On Saturday, February 15, 2025, at 9 pm, 30 students gathered in Princeton’s Coffee Club to celebrate the launch of PRISMS, Princeton’s first undergraduate journal of Gender and Sexuality Studies (GSS). With the café still covered in Valentine’s Day decorations, authors, editors, and other members involved with the publication discussed their work. Partnering with PRISMS, Coffee Club served free drinks and treats throughout the night, with R&B music playing in the background.
Four scholarly articles were published in Volume 1, Issue 1, Winter 2025, of PRISMS: “Fantasies and the Flesh: Decadence toward Transsexuality,” written by Laurence Drayton ‘26; “Harpoons and Petticoats: Female Empowerment in the Tide of Nantucket’s Whaling Economy,” by Nora Goodman ‘25; “Policing Pleasure: Prevailing Feminist Tensions with Neoliberal Governance and Power as Diffused in the Sexual Gig Economy,” by Eve Taylor Iulo; and “Beyond ‘Mom’ and ‘Dad’: Navigating Parental Titles of Trans Parents in Documentary Film” by Selena Xiang ‘27. With the exception of Iulo, a junior at Cornell University, the other three authors—and all members of the editorial board—are current Princeton undergraduate students.
Members of the editorial board emailed various institutions and spent a month soliciting submissions. While only four articles were published in this issue, 25 articles were submitted to the publication, PRISMS editor-in-chief Anika Asthana ‘25 told the Nass. “It was interesting for me to see that something that I just literally made up had a 16 percent acceptance rate,” Asthana said. Undergraduate students, master’s students, Ph. D. students, a Rhodes Scholar, and an assistant professor submitted to the journal, with authors coming from the United States, Canada, and the United Kingdom. However, for Asthana, the abundance of submissions highlighted a disheartening reality of the gender and sexuality field. “There just aren’t that many spaces to engage with this field,” Asthana explained.
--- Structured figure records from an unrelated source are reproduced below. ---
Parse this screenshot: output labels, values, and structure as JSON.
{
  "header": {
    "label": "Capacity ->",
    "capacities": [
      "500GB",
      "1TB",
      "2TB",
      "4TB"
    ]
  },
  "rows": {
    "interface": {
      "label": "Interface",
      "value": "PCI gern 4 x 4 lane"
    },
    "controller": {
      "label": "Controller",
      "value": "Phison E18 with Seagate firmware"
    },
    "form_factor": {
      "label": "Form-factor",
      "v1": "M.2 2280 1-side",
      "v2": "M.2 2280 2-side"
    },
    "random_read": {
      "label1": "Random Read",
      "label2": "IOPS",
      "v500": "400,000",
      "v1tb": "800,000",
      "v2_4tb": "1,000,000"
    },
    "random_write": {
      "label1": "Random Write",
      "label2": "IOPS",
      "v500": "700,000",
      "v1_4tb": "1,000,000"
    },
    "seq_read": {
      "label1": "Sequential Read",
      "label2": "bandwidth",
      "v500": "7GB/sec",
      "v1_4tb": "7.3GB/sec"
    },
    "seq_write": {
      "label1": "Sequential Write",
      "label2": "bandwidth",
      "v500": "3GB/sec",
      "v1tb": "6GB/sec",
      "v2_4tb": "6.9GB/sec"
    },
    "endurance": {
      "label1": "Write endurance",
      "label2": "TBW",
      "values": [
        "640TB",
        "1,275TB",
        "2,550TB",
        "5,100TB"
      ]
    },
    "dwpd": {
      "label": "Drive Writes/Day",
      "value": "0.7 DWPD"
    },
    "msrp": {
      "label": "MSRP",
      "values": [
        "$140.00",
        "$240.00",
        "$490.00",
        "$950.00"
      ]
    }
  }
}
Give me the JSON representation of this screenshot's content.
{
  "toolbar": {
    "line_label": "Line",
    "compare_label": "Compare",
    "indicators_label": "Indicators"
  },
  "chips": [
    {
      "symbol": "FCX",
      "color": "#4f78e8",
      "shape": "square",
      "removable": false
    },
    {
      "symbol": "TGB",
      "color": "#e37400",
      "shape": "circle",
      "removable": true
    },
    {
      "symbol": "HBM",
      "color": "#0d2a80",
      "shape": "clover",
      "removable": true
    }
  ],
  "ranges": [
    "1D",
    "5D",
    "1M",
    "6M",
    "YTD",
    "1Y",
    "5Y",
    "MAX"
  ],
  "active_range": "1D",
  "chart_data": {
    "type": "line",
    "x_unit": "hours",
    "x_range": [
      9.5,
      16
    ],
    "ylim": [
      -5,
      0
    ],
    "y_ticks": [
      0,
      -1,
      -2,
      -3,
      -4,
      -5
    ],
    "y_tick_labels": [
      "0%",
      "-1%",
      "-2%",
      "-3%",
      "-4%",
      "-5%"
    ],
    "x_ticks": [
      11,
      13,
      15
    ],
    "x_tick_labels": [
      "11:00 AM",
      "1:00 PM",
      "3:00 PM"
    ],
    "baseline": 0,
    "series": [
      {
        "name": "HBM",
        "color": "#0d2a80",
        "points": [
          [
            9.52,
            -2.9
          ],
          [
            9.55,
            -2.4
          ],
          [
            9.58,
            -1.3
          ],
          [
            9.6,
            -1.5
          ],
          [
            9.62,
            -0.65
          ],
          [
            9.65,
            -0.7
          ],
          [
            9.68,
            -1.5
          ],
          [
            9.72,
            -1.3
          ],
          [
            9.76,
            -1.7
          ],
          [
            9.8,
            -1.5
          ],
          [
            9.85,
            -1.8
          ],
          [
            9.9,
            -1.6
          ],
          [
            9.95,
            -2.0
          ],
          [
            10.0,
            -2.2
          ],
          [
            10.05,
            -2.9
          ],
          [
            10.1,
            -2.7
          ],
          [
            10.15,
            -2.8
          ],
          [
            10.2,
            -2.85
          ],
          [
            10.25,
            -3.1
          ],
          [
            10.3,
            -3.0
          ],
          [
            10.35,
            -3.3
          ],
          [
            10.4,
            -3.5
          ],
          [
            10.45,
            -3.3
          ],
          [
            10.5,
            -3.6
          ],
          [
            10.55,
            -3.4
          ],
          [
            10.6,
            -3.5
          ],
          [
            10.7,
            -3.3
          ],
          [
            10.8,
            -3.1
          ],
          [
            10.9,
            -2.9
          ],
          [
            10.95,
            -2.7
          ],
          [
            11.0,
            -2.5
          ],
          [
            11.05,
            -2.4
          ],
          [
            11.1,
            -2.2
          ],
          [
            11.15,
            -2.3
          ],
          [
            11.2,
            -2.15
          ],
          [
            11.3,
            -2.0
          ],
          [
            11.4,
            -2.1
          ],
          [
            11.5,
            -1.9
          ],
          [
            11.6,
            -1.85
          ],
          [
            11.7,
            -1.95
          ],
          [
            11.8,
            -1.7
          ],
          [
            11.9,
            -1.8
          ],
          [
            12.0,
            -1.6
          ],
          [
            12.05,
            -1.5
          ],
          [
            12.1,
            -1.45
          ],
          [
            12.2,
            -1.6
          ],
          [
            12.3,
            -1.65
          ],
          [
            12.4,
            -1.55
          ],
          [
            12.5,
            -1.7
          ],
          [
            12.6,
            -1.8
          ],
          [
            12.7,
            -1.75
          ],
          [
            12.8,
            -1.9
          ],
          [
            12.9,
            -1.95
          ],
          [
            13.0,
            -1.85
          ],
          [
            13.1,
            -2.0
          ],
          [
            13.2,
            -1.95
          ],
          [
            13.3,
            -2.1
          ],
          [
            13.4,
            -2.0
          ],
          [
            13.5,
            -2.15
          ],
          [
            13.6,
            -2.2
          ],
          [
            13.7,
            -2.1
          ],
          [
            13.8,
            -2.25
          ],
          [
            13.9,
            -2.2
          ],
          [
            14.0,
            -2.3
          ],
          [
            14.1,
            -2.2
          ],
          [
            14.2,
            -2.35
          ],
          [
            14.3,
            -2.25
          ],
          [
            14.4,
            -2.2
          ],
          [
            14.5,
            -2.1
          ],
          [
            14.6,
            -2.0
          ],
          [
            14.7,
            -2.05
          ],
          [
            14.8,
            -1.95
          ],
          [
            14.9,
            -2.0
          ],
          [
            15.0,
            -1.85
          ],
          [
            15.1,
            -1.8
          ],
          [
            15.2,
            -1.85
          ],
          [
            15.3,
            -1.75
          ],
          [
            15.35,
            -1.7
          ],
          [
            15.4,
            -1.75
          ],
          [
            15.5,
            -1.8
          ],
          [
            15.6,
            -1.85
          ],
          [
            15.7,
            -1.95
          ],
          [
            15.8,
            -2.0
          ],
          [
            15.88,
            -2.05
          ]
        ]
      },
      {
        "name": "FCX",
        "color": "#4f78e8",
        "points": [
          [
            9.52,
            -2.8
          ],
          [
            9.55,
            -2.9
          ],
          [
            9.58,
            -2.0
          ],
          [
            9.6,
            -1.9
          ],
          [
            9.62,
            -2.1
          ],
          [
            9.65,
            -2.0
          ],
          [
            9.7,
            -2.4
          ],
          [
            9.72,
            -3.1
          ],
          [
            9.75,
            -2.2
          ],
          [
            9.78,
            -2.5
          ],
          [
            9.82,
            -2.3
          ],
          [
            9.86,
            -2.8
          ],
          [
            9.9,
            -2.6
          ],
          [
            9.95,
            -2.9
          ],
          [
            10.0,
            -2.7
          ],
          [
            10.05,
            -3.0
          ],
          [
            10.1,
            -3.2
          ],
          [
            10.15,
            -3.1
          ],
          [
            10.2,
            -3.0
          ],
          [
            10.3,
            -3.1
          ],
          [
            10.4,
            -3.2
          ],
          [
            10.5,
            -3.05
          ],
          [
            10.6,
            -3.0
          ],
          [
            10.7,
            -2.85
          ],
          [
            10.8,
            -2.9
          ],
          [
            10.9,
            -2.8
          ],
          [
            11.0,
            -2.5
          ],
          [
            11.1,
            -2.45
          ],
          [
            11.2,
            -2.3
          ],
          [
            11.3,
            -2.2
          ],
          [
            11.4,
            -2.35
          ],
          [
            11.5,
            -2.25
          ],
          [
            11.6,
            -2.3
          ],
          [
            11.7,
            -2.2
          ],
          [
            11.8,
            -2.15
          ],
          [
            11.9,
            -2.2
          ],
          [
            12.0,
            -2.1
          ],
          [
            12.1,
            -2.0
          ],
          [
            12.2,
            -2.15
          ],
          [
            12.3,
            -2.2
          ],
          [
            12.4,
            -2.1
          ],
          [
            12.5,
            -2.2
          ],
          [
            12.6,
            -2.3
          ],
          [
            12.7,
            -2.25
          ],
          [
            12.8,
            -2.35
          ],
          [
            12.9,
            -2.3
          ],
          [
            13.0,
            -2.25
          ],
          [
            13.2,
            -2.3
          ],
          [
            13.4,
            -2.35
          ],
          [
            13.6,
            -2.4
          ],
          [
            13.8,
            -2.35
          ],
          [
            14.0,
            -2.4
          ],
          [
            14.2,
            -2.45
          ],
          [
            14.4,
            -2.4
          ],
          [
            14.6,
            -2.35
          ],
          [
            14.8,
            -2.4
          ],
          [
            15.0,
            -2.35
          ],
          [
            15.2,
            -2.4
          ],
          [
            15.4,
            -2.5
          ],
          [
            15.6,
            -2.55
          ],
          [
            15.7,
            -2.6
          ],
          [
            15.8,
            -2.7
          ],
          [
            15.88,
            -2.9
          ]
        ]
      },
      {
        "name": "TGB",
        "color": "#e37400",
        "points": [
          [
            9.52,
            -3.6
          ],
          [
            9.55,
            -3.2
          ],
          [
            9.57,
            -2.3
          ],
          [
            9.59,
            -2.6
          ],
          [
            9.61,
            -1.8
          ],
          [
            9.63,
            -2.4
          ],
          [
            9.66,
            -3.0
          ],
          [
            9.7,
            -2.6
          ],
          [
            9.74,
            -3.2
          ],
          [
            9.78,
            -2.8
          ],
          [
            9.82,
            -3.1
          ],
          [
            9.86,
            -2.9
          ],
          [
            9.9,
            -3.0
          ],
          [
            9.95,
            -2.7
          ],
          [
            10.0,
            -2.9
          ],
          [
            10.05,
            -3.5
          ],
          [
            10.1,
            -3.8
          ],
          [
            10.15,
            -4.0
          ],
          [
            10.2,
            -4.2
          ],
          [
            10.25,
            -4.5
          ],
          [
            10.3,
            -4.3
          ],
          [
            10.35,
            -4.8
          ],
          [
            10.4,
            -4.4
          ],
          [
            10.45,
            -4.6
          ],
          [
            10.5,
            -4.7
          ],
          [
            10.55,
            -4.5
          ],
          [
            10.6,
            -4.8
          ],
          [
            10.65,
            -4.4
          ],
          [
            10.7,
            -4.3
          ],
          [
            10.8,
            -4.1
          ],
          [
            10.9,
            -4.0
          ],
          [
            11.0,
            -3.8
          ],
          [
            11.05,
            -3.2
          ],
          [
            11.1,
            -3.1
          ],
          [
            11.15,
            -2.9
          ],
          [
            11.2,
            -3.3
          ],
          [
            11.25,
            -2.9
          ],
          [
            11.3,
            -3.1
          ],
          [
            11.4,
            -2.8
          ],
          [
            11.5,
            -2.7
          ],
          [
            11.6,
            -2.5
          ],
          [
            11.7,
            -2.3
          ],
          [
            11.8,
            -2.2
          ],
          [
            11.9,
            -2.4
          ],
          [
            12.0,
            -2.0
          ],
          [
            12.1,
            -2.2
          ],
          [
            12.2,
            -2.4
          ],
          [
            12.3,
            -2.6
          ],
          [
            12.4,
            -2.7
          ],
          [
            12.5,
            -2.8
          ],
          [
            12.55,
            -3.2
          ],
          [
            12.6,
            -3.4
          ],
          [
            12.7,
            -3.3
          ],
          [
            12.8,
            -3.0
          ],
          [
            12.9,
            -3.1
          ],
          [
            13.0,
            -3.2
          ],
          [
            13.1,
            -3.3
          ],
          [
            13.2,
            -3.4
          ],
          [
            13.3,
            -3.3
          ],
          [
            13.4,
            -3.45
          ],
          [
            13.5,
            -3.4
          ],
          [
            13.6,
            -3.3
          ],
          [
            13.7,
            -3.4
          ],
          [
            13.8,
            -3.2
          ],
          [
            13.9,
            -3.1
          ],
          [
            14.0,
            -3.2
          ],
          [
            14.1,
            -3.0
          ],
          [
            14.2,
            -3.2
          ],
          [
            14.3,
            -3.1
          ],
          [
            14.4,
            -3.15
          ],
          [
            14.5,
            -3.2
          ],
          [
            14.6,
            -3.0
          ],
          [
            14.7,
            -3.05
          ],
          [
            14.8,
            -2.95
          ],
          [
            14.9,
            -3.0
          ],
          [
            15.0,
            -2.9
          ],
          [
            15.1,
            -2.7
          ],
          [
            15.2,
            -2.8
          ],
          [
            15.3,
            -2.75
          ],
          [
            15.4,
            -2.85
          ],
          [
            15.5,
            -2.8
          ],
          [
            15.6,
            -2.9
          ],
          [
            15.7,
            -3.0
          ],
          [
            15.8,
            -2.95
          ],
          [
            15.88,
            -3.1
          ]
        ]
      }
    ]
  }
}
In fact, Asthana was inspired to create PRISMS because of the lack of availability in undergraduate spaces to publish gender and sexuality research. “It was pretty difficult to find many undergrad journals that focus specifically on this discipline,” Asthana said.

PRISMS managing editor Aidan Iacobucci ‘25, explained that the primary criteria for this journal was to examine gender and sexuality studies across different disciplines: “We’re not just a history journal, we’re not just a comparative literature journal, we’re not just a journal that studies neuroscience, but we accept all.”
Editors of PRISMS underwent a rigorous selection process in choosing the four pieces to publish. “We conducted a double-blind review process, which basically meant that for each submission that we had, two editors would read a piece and they would then rate it with a Google form,” Asthana said. Editors then discussed the submissions they read, and the editorial board narrowed down the pieces to four. The four pieces chosen “showcased the expanse of our submissions and as well as the excellence that the submissions brought,” Iacobucci said.
In the wake of budget cuts on scholarly research, assaults on diversity, equity, and inclusion initiatives, and anti-trans legislation, “The basis of GSS is being attacked every day, and it is up to us to protect and persist in the field,” associate and lead editor, and incoming editor-in-chief, Amy Başkurt ‘26 said.
Başkurt is the Events Editor at the Nass.
Members of PRISMS feel a delegitimization of GSS in both the nation and on campus. Editor, and incoming copy editor, Charlie Yale ‘28, who formerly wrote an op-ed in The Daily Princetonian arguing for the creation of a GSS major at Princeton, as Princeton is the only Ivy-League University to not have GSS as a major, explained that “ Princeton in the past, and to this day, has been reluctant to dive headfirst into studying identity, how who you are as a person affects your interactions with the world.”
Editor Sam Yamashita ’26 described observing a “hierarchy in what’s considered a serious academic discipline” at Princeton and hopes that people beyond those already passionate about GSS start to take the field more seriously. “But I think that’s probably likely a reflection of the nation, what’s considered important, and this erasure of thought and scholarship is genuinely so terrifying that we need to be doing as much as we can to make sure that doesn’t happen,” Yamashita said.
“ Someone’s gender and sexuality identities undergirds everything in the world and it will shape how you experience the world and how you go through the world. It’s not just for these marginalized people. No matter who you are, your gender and your sexuality will affect how you live. Your lived experience is completely filtered always in ways that, that I think are often taken for granted by your identity. And so, it doesn’t matter who you are. Gender and sexuality studies is important to you and relevant to you and impacts your everyday in ways you probably can’t completely appreciate,” Yamashita said.